Recently, Mezones-Holguin et al. [1] reported the results of a study aimed at evaluating the association between menopausal status and female sexual function among mid-aged women with human immunodeficiency virus (HIV) infection. This was a cross-sectional study performed on 221 sexually active HIV-infected women aged 40 to 59, based on a secondary analysis of a three-hospital survey performed in Lima, Perú. Menopausal status was classified according to Stages of Reproductive Aging Workshop criteria (STRAW+10), the exposure variable was categorized as binary (non-postmenopausal and postmenopausal) and as multinomial (pre-, peri-, and postmenopausal). The 6-item Female Sexual Function Index (FSFI, total score 19 or less) was used to define low sexual function (LSF).
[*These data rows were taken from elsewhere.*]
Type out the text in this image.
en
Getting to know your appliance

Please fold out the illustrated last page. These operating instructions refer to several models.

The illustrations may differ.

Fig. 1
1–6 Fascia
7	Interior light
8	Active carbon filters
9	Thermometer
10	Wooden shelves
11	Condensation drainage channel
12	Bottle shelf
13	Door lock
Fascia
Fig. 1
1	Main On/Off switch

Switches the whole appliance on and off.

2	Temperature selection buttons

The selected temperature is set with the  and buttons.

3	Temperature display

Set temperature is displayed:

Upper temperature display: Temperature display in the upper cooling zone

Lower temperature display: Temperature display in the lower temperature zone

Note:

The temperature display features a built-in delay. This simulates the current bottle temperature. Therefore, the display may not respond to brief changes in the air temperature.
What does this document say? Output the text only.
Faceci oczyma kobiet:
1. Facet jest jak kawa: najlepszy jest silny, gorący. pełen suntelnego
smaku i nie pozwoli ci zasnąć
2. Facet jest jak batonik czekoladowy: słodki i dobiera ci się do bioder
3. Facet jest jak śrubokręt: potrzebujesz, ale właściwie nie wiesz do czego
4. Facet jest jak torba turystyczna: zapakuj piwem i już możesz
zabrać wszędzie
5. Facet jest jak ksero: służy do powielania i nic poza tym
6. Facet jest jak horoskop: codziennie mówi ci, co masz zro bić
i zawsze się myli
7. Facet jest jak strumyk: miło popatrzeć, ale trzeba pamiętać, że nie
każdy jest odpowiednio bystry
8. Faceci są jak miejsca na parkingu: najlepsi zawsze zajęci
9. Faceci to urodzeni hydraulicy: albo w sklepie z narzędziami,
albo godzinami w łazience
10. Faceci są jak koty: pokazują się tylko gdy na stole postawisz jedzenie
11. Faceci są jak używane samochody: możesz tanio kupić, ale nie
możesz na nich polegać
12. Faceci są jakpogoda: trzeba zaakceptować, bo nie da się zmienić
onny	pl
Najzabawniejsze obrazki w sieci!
In addition, socio-demographic and clinical variables were assessed that included age, used highly active antiretroviral therapy scheme, disease duration (time since diagnosis), depressive symptoms, and co-morbidities. Poisson generalized linear models were used. Studied women women had a median age of 47.0 years (interquartile range: 7.5), 25.3% were premenopausal, 25.8% were perimenopausal, and 48.9% were postmenopausal. The authors found that 64.3% had LSF. The frequency of LSF was 53.6% among non-postmenopausal women and 75.0% in postmenopausal ones. Postmenopausal status was associated with LSF in both the crude (cPR= 1.39; 95% CI: 1.13-1.71) and the adjusted regression models (aPR= 1.38; 95% CI: 1.12-1.71). The authors conclude that HIV-infected postmenopausal women have a higher prevalence of LSF than those non-postmenopausal ones, even when adjusting for multiple potential confounders.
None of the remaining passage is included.